14. They can also be processed into cashew cheese or cashew butter, which is very similar to peanut butter.
15. The shell of the cashew seed can be used in many applications such as lubricants, waterproofing, paints and arms production, which started in World War II.
16. The cashew apple can be eaten fresh, cooked in curries, or fermented into vinegar, as well as an alcoholic drink. It’s also used to make preserves, chutneys and jams in some countries, such as India and Brazil.
17. In traditional Mayan medicine, the leaves or bark of cashew trees can be made into a tea that treats diarrhea.
18. It gets its English name from the Portuguese name for the fruit of the cashew tree “caju,” which itself is derived from the Tupian word “acaju,” which means “nut that produces itself.”
19. They’re rich in copper, which helps in the metabolism of iron, aids in the formation of red blood cells, and helps in keeping bones and the immune system healthy. It’s also important for the nervous and skeletal system of the body.
20. Cashews are a source of dietary iron, which is important for carrying oxygen around the body and aids in the functioning of enzymes and the immune system.
21. Before the seed is roasted, cashews are actually a shade of green.
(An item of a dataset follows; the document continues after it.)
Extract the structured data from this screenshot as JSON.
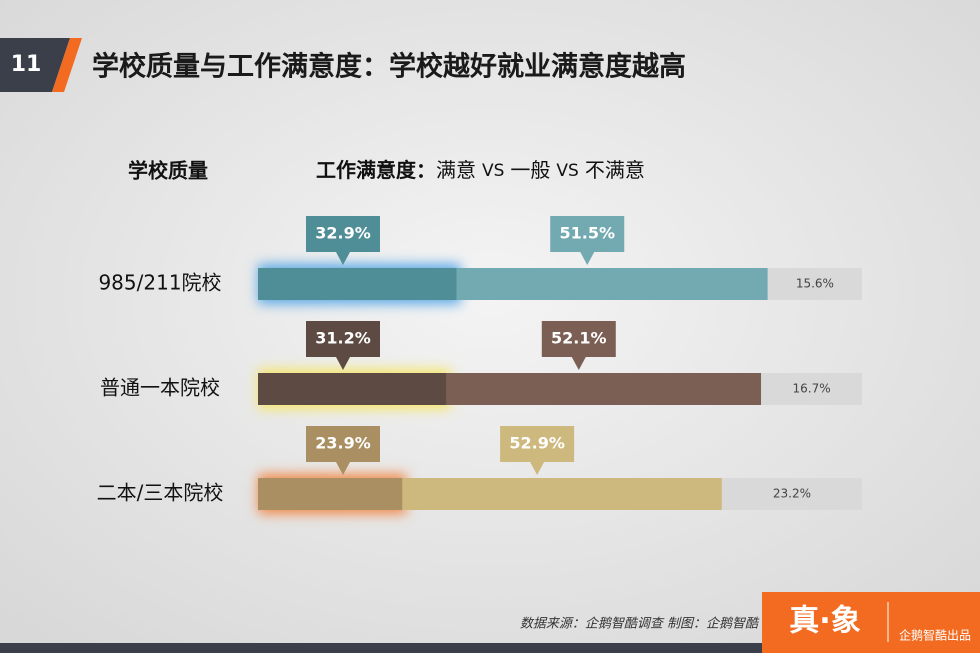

22. Cashews are found in industrial products used as brake liners and paints.
23. The United States consumes over 90% of the world’s cashew crop.
24. November 23rd is National Cashew Day.
25. In Goa, the cashew apple is mashed and the juice extracted and kept for fermentation for a few days. Fermented juice then undergoes a double distillation process. The resulting beverage is called feni or fenny. It has about 40% to 42% alcohol.